Chaque année, à la mi-carême, se tient un très étrange Bal des Folles.  Le temps d’une soirée, le Tout-Paris s’encanaille sur des airs de valse et de polka en compagnie de femmes déguisées en colombines, gitanes, zouaves et autres mousquetaires. Réparti sur deux salles, d’un côté les idiotes et les épileptiques ; de l’autre les hystériques, les folles et les maniaques. Ce bal est en réalité l’une des dernières expérimentations de Charcot, désireux de faire des malades de la Salpêtrière des femmes comme les autres. Parmi elles, Eugénie, Louise et Geneviève, dont Victoria Mas retrace le parcours heurté, dans ce premier roman qui met à nu la condition féminine au XIXe siècle.

 

256 p.

 

 

Prix Patrimoines de la Banque Privée BPE

Prix Stanislas

Prix Première Plume

Talents Cultura

 

 

« Geneviève sent Louise nerveuse. L’adolescente marche tête baissée, les bras tendus le long du corps, le souffle rapide. Les filles du service sont toujours anxieuses de rencontrer Charcot en personne – d’autant plus lorsqu’elles sont désignées pour participer à une séance. C’est une responsabilité qui les dépasse, une mise en lumière qui les trouble, un intérêt si peu familier pour ces femmes que la vie n’a jamais mises en avant qu’elles en perdent presque pied – à nouveau ».

 

 

La curiosité m’a mené à ce très beau livre. Curiosité de découvrir l’écriture de la fille de Jeanne Mas qui a bercé mon enfance et mon adolescence. Curiosité de découvrir si ce bal si atypique qui se déroulait à la mi-carême dans les lieux mêmes de l’hôpital de la Salpêtrière était une réalité ou une fiction. Et bien aussi incroyable que cela puisse paraître, c’est la vérité. A la fin du 19e siècle, le tout Paris se bousculait, se précipitait à ce bal des folles, des aliénées comme ils disaient aussi, tous les ans à la mi-carême. On venait s’amuser et contempler ces femmes malades avec une curiosité morbide, malsaine et moqueuse. C’était tellement excitant, une fois par an, de venir observer ces femmes que la société avait rejeté… parce qu’elles étaient malades, ou parce que leur famille n’en voulait plus – femme adultère, ou rebelle, ou veuve gênante ou putain etc. Femme tout simplement dont on veut se débarrasser à jamais et dans le plus grand secret. Terrifiant que l’histoire de ce lieu à travers les âges.

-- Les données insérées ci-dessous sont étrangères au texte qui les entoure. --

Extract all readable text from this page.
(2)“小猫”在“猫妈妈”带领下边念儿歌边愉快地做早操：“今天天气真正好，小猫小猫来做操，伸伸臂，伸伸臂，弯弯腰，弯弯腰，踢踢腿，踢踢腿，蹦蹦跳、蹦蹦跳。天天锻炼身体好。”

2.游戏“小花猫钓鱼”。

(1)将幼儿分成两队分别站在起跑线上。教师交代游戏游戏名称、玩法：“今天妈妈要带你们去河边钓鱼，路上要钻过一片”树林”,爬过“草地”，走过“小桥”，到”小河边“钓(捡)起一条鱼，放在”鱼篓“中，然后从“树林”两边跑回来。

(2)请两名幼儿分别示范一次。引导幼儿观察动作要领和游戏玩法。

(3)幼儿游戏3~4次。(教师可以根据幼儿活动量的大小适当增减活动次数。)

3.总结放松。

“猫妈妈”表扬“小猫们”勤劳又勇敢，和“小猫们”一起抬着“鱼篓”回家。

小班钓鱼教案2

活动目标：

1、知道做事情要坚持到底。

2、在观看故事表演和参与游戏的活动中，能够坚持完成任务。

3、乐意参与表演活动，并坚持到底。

Une réalité.

« Le bal des folles » est un beau livre sur l’histoire dramatique de femmes, à qui on a imposé l’enfermement, le silence, les mauvais traitements, les humiliations, une violence à leur dignité. Livre paradoxal, puisqu’à la fois assez dur et violent dans les faits et en même temps plein de douceur et d’humanité. C’est le portrait touchant de plusieurs femmes, en particulier celui de la jeune Louise, orpheline, internée à 13 ans après avoir été violée par son oncle, d’Eugénie, jeune fille de la petite bourgeoisie que son père enferme car depuis ses 12 ans, elle voit les défunts, en particulier son grand-père et les morts lui parlent mais aussi de Geneviève, infirmière chef depuis vingt ans à la Salpêtrière, admirative du travail que réalise son mentor, le docteur Charcot, dont la vie va être bouleversée par l’arrivée d’Eugénie dans son service. Ce petit livre est un petit bijou, envoûtant, terrifiant, instructif et pétri d’humanité.

A découvrir absolument.

 

 

 

« Les compresseurs ovariens parvenaient à calmer les crises d’hystérie ; l’introduction d’un fer chaud dans le vagin et l’utérus réduisait les symptômes cliniques ; les psychotropes – nitrite d’amyle, éther, chloroforme – calmaient les nerfs des filles ».

 

 

Lien vers la fiche du livre sur Babélio

https://www.babelio.com/livres/Mas-Le-bal-des-folles/1147633

 

 

 

« – Qu’y a-t-il, Eugénie ?

– Rien.

– Vois-tu quelque chose ?

– Non, rien.

Eugénie revient à elle et caresse la main de sa grand-mère en souriant.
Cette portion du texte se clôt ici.